Wednesday, April 22, 2009

The ultimate community workers balancing act: life and community

39 weeks preggies and counting! I have completely neglected any recording of my pregnancy experience which is a real shame, as I'm normally so intrigued by keeping notes, journals etc on how things are going in my life, but I have begun to experience something over this pregnancy that I have never really contemplated before in my life - the balancing act between personal and public lives of a community worker.

I have left Glen Innes for the time being and have stepped back into my whanau - physically, emotionally and mentally. This is the first time that I have actually let go of my community role and put myself and my whanau first. It's really quite a foreign concept for me. Before becoming pregnant, I would be quite content to have a schedule of 3-8 events on my day off with a blend of community initiatives, whanau events and personal activities. Choosing community needs over whanau was a simple measure of whether someone in the whanau could pick up my slack, and there more than often was.

Now, the tables have turned. I have a child growing in my puku and no other person in the world is more important to this child than me. From 39 weeks ago and forever on, I will always be the mother and main carer of this child. The father is important, I know this.
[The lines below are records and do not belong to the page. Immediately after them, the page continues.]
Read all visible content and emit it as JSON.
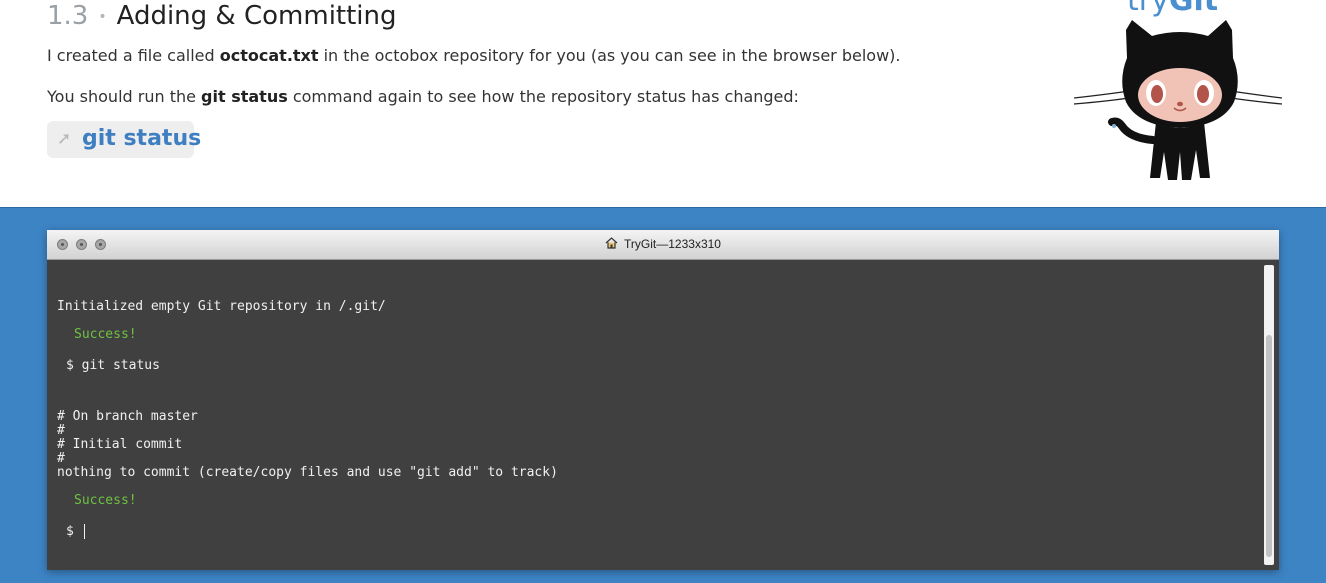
{
  "lesson": {
    "number": "1.3",
    "separator": "•",
    "title": "Adding & Committing",
    "p1_a": "I created a file called ",
    "p1_b": "octocat.txt",
    "p1_c": " in the octobox repository for you (as you can see in the browser below).",
    "p2_a": "You should run the ",
    "p2_b": "git status",
    "p2_c": " command again to see how the repository status has changed:",
    "command_label": "git status",
    "command_icon": "arrow-icon"
  },
  "logo": {
    "try": "try",
    "git": "Git"
  },
  "terminal": {
    "title": "TryGit—1233x310",
    "title_icon": "home-icon",
    "lines": [
      "Initialized empty Git repository in /.git/",
      "Success!",
      "$ git status",
      "# On branch master",
      "#",
      "# Initial commit",
      "#",
      "nothing to commit (create/copy files and use \"git add\" to track)",
      "Success!",
      "$"
    ]
  },
  "colors": {
    "accent": "#3e7fc1",
    "stage": "#3d84c5",
    "terminal_bg": "#404040",
    "success": "#6ec242"
  }
}
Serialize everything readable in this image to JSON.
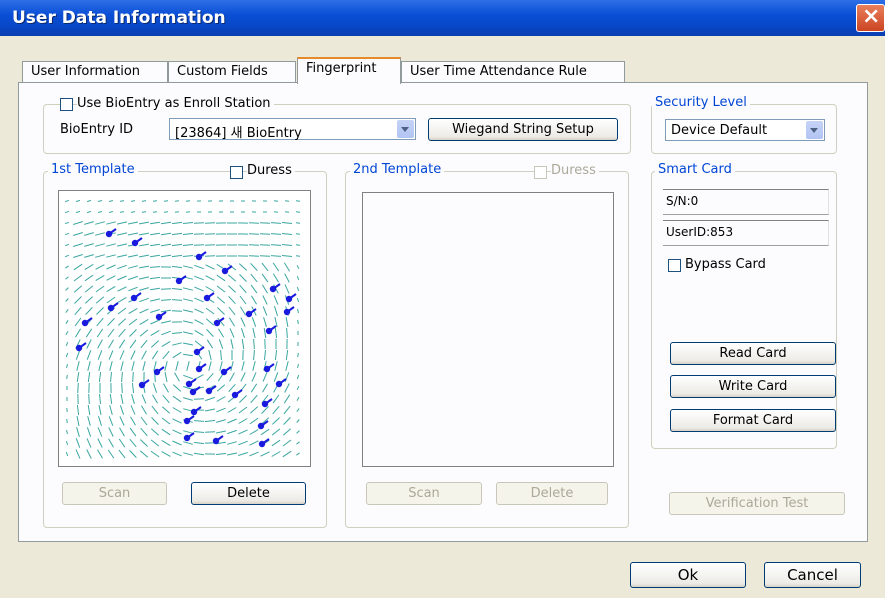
{
  "window": {
    "title": "User Data Information",
    "close_icon": "close-icon"
  },
  "tabs": [
    {
      "label": "User Information"
    },
    {
      "label": "Custom Fields"
    },
    {
      "label": "Fingerprint",
      "active": true
    },
    {
      "label": "User Time Attendance Rule"
    }
  ],
  "enroll": {
    "use_bioentry_label": "Use BioEntry as Enroll Station",
    "use_bioentry_checked": false,
    "bioentry_id_label": "BioEntry ID",
    "bioentry_id_value": "[23864] 새 BioEntry",
    "wiegand_button": "Wiegand String Setup"
  },
  "security": {
    "legend": "Security Level",
    "value": "Device Default"
  },
  "template1": {
    "legend": "1st Template",
    "duress_label": "Duress",
    "duress_checked": false,
    "scan_label": "Scan",
    "delete_label": "Delete"
  },
  "template2": {
    "legend": "2nd Template",
    "duress_label": "Duress",
    "duress_checked": false,
    "scan_label": "Scan",
    "delete_label": "Delete"
  },
  "smart_card": {
    "legend": "Smart Card",
    "serial": "S/N:0",
    "user_id": "UserID:853",
    "bypass_label": "Bypass Card",
    "bypass_checked": false,
    "read_label": "Read Card",
    "write_label": "Write Card",
    "format_label": "Format Card",
    "verify_label": "Verification Test"
  },
  "dialog": {
    "ok_label": "Ok",
    "cancel_label": "Cancel"
  },
  "colors": {
    "title_bar": "#0a4fd6",
    "legend_text": "#0046d5",
    "ridge": "#3aa6a0",
    "minutia": "#1a1adf"
  }
}
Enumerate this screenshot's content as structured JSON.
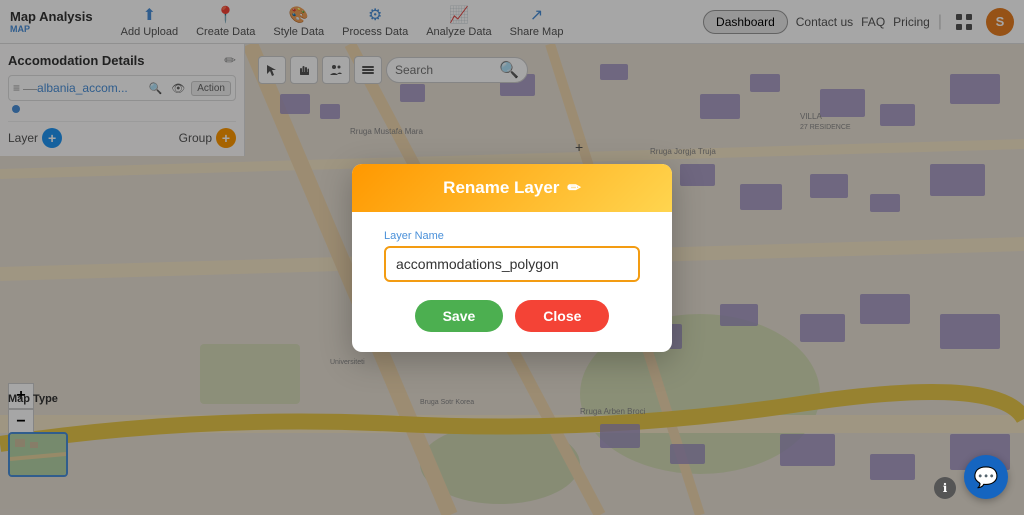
{
  "app": {
    "title": "Map Analysis",
    "subtitle": "MAP"
  },
  "nav": {
    "items": [
      {
        "id": "add-upload",
        "label": "Add Upload",
        "icon": "⬆"
      },
      {
        "id": "create-data",
        "label": "Create Data",
        "icon": "📍"
      },
      {
        "id": "style-data",
        "label": "Style Data",
        "icon": "🎨"
      },
      {
        "id": "process-data",
        "label": "Process Data",
        "icon": "⚙"
      },
      {
        "id": "analyze-data",
        "label": "Analyze Data",
        "icon": "📈"
      },
      {
        "id": "share-map",
        "label": "Share Map",
        "icon": "↗"
      }
    ],
    "right": {
      "dashboard": "Dashboard",
      "contact": "Contact us",
      "faq": "FAQ",
      "pricing": "Pricing",
      "avatar_initial": "S"
    }
  },
  "sidebar": {
    "title": "Accomodation Details",
    "edit_icon": "✏",
    "layer_name": "albania_accom...",
    "layer_color": "#4a90d9",
    "action_label": "Action",
    "layer_label": "Layer",
    "group_label": "Group"
  },
  "toolbar": {
    "search_placeholder": "Search"
  },
  "modal": {
    "title": "Rename Layer",
    "pencil_icon": "✏",
    "field_label": "Layer Name",
    "input_value": "accommodations_polygon",
    "save_label": "Save",
    "close_label": "Close"
  },
  "map": {
    "type_label": "Map Type",
    "zoom_in": "+",
    "zoom_out": "−"
  },
  "colors": {
    "accent_blue": "#2196f3",
    "accent_orange": "#ff9800",
    "save_green": "#4caf50",
    "close_red": "#f44336",
    "modal_border": "#f39c12",
    "layer_blue": "#4a90d9"
  }
}
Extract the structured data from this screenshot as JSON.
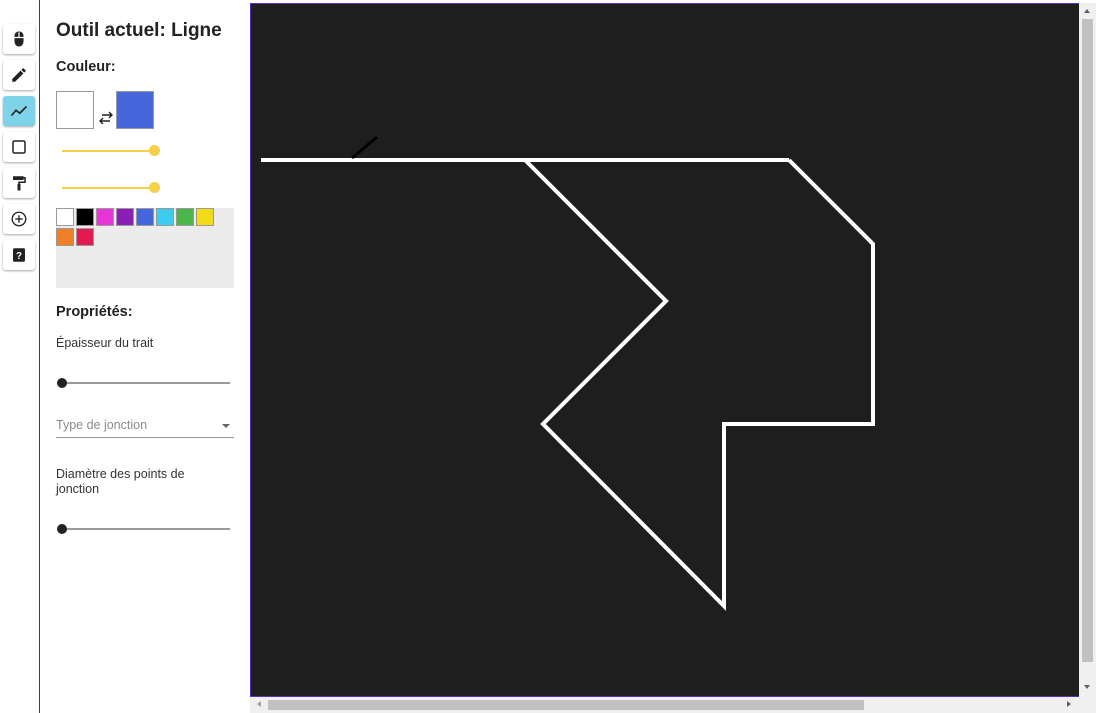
{
  "toolbar": {
    "tools": [
      {
        "name": "select",
        "icon": "mouse-icon",
        "active": false
      },
      {
        "name": "pencil",
        "icon": "pencil-icon",
        "active": false
      },
      {
        "name": "line",
        "icon": "line-chart-icon",
        "active": true
      },
      {
        "name": "rectangle",
        "icon": "square-icon",
        "active": false
      },
      {
        "name": "paint-roller",
        "icon": "paint-roller-icon",
        "active": false
      },
      {
        "name": "add",
        "icon": "circle-plus-icon",
        "active": false
      },
      {
        "name": "help",
        "icon": "help-icon",
        "active": false
      }
    ]
  },
  "panel": {
    "title": "Outil actuel: Ligne",
    "color_label": "Couleur:",
    "primary_color": "#ffffff",
    "secondary_color": "#4666dc",
    "primary_opacity": 1.0,
    "secondary_opacity": 1.0,
    "palette": [
      "#ffffff",
      "#000000",
      "#e836d6",
      "#8a1fb5",
      "#4666dc",
      "#3ecbef",
      "#4cb64c",
      "#f2dc1a",
      "#f07f2a",
      "#e4194f"
    ],
    "properties_label": "Propriétés:",
    "stroke_width_label": "Épaisseur du trait",
    "stroke_width_value": 0,
    "join_type_placeholder": "Type de jonction",
    "join_diameter_label": "Diamètre des points de jonction",
    "join_diameter_value": 0
  },
  "canvas": {
    "background": "#1e1e1e",
    "stroke_color": "#ffffff"
  },
  "scrollbars": {
    "vertical_position": 0.0,
    "horizontal_position": 0.0
  }
}
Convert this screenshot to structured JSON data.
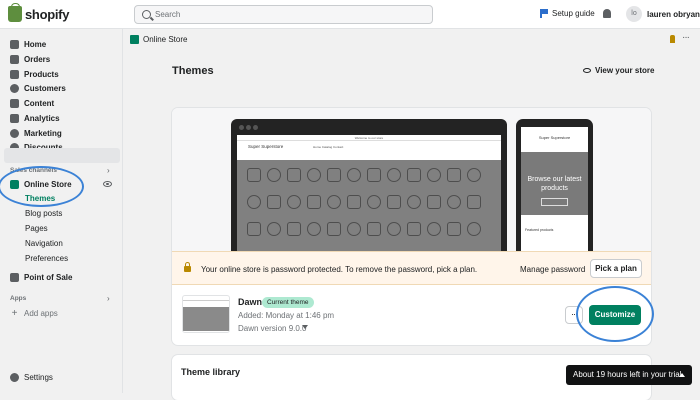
{
  "topbar": {
    "logo": "shopify",
    "search_placeholder": "Search",
    "setup_guide": "Setup guide",
    "avatar_initials": "lo",
    "username": "lauren obryan"
  },
  "sidebar": {
    "items": [
      {
        "label": "Home",
        "icon": "home-icon"
      },
      {
        "label": "Orders",
        "icon": "orders-icon"
      },
      {
        "label": "Products",
        "icon": "tag-icon"
      },
      {
        "label": "Customers",
        "icon": "person-icon"
      },
      {
        "label": "Content",
        "icon": "content-icon"
      },
      {
        "label": "Analytics",
        "icon": "analytics-icon"
      },
      {
        "label": "Marketing",
        "icon": "marketing-icon"
      },
      {
        "label": "Discounts",
        "icon": "discount-icon"
      }
    ],
    "sales_channels_label": "Sales channels",
    "online_store": "Online Store",
    "sub_items": [
      "Themes",
      "Blog posts",
      "Pages",
      "Navigation",
      "Preferences"
    ],
    "point_of_sale": "Point of Sale",
    "apps_label": "Apps",
    "add_apps": "Add apps",
    "settings": "Settings"
  },
  "pagebar": {
    "title": "Online Store"
  },
  "main": {
    "title": "Themes",
    "view_store": "View your store",
    "preview": {
      "laptop_announcement": "Welcome to our store",
      "laptop_store": "Super Superstore",
      "laptop_links": "Home   Catalog   Contact",
      "phone_store": "Super Superstore",
      "phone_hero": "Browse our latest products",
      "phone_featured": "Featured products"
    },
    "banner": {
      "text": "Your online store is password protected. To remove the password, pick a plan.",
      "manage_password": "Manage password",
      "pick_plan": "Pick a plan"
    },
    "theme": {
      "name": "Dawn",
      "badge": "Current theme",
      "added": "Added: Monday at 1:46 pm",
      "version": "Dawn version 9.0.0",
      "dots": "···",
      "customize": "Customize"
    },
    "library_title": "Theme library"
  },
  "trial": "About 19 hours left in your trial",
  "colors": {
    "accent": "#008060",
    "highlight_circle": "#3b82d6",
    "banner_bg": "#fff5ea",
    "trial_bg": "#111213"
  }
}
But I have realised now just how important a mother's role is in her childs life. This has rocked me completely. I cannot juggle this one! So I have done the only option that I could see available to me, I have put myself and my unborn child first. I have stepped away from my community role and I am now focusing purely on what is best for me and for baby.

Aside from all of the pregnancy issues - morning sickness, healthy eating, growing bigger, loss of energy, kickin' kickin' kickin' baby, mobility, etc etc - this loss of professional role has been my biggest challenge thus far.

For years, I have been an advocate of equality for women and all that that entails within work places and career choices. Now, I find myself very content to not be a super woman - just right now, and learn about this domestic lifestyle I have never quite mastered.